For custom fabricated orthoses (L1834, L1840, L1844, L1846, L1855-L1880), there must be detailed documentation in the orthotist’s records to support the medical necessity of custom fabricated rather than a prefabricated orthosis. This information does not have to be routinely sent in with the claim, but must be available to the DMERC upon request.

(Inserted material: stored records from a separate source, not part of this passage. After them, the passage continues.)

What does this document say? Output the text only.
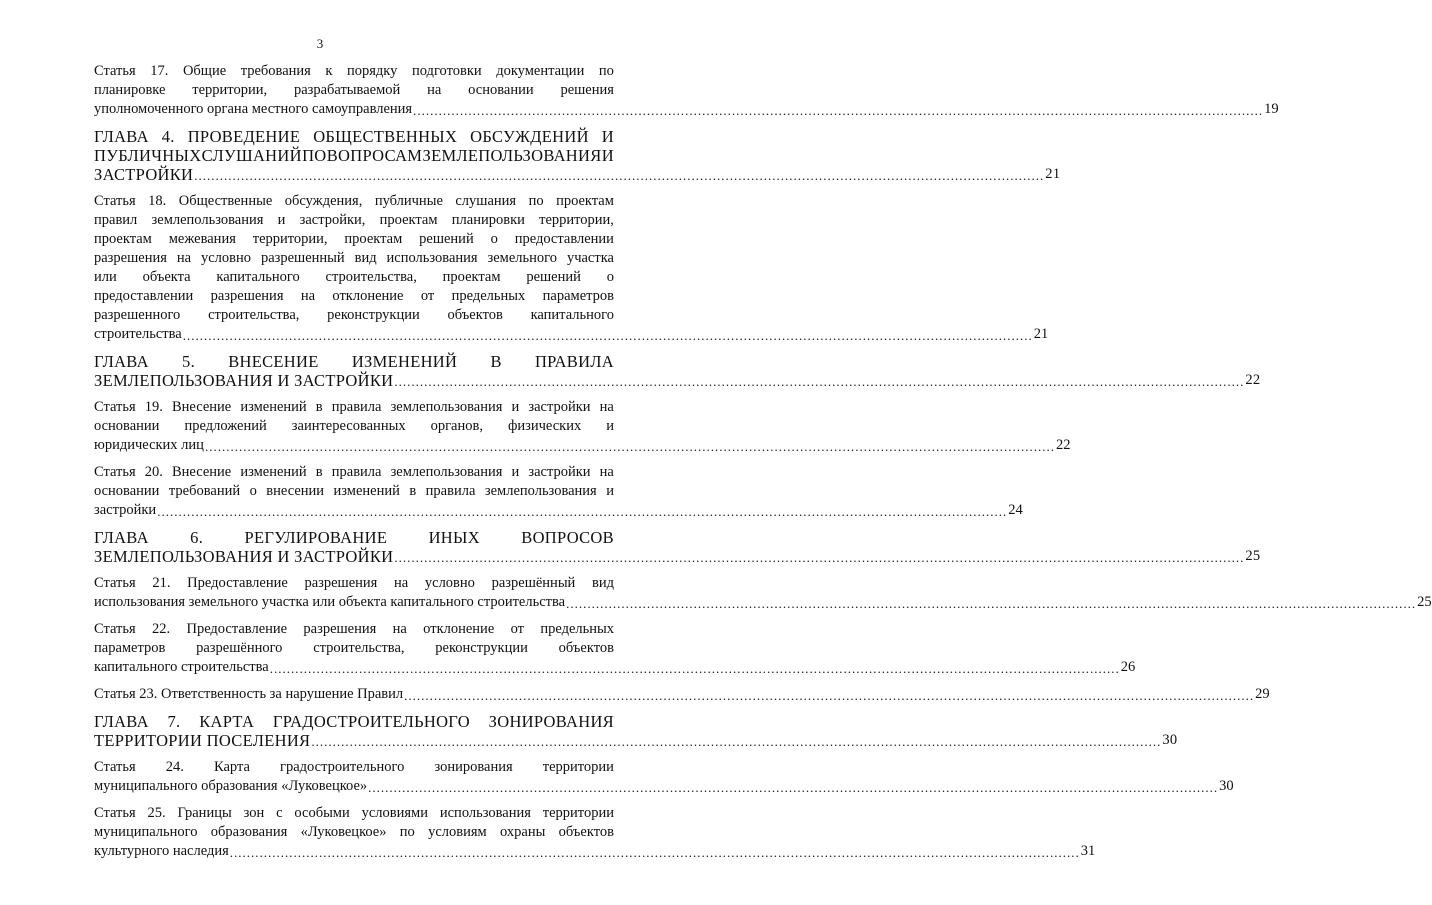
3
Статья 17. Общие требования к порядку подготовки документации по
планировке территории, разрабатываемой на основании решения
уполномоченного органа местного самоуправления ........................................................................................................................................................................................................ 19
ГЛАВА 4. ПРОВЕДЕНИЕ ОБЩЕСТВЕННЫХ ОБСУЖДЕНИЙ И
ПУБЛИЧНЫХ СЛУШАНИЙ ПО ВОПРОСАМ ЗЕМЛЕПОЛЬЗОВАНИЯ И
ЗАСТРОЙКИ ........................................................................................................................................................................................................ 21
Статья 18. Общественные обсуждения, публичные слушания по проектам
правил землепользования и застройки, проектам планировки территории,
проектам межевания территории, проектам решений о предоставлении
разрешения на условно разрешенный вид использования земельного участка
или объекта капитального строительства, проектам решений о
предоставлении разрешения на отклонение от предельных параметров
разрешенного строительства, реконструкции объектов капитального
строительства ........................................................................................................................................................................................................ 21
ГЛАВА 5. ВНЕСЕНИЕ ИЗМЕНЕНИЙ В ПРАВИЛА
ЗЕМЛЕПОЛЬЗОВАНИЯ И ЗАСТРОЙКИ ........................................................................................................................................................................................................ 22
Статья 19. Внесение изменений в правила землепользования и застройки на
основании предложений заинтересованных органов, физических и
юридических лиц ........................................................................................................................................................................................................ 22
Статья 20. Внесение изменений в правила землепользования и застройки на
основании требований о внесении изменений в правила землепользования и
застройки ........................................................................................................................................................................................................ 24
ГЛАВА	6.	РЕГУЛИРОВАНИЕ	ИНЫХ	ВОПРОСОВ
ЗЕМЛЕПОЛЬЗОВАНИЯ И ЗАСТРОЙКИ ........................................................................................................................................................................................................ 25
Статья 21. Предоставление разрешения на условно разрешённый вид
использования земельного участка или объекта капитального строительства ........................................................................................................................................................................................................ 25
Статья 22. Предоставление разрешения на отклонение от предельных
параметров разрешённого строительства, реконструкции объектов
капитального строительства ........................................................................................................................................................................................................ 26
Статья 23. Ответственность за нарушение Правил ........................................................................................................................................................................................................ 29
ГЛАВА 7. КАРТА ГРАДОСТРОИТЕЛЬНОГО ЗОНИРОВАНИЯ
ТЕРРИТОРИИ ПОСЕЛЕНИЯ ........................................................................................................................................................................................................ 30
Статья 24. Карта градостроительного зонирования территории
муниципального образования «Луковецкое» ........................................................................................................................................................................................................ 30
Статья 25. Границы зон с особыми условиями использования территории
муниципального образования «Луковецкое» по условиям охраны объектов
культурного наследия ........................................................................................................................................................................................................ 31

When billing L2999, the following information should accompany the claim: manufacturer’s name; product name; justification of patient’s medical necessity for the item. In addition, if the item is custom fabricated, a complete and clear description of the item, including what makes this item unique, and a breakdown of charges (material and labor used in fabrication) must be included with the claim.

An order is not necessary for the repair of an orthosis; however, claims for code L4210 must be accompanied by a description of the part that is being repaired or replaced. This information should be entered into the narrative field on an electronic claim or attached to a paper claim.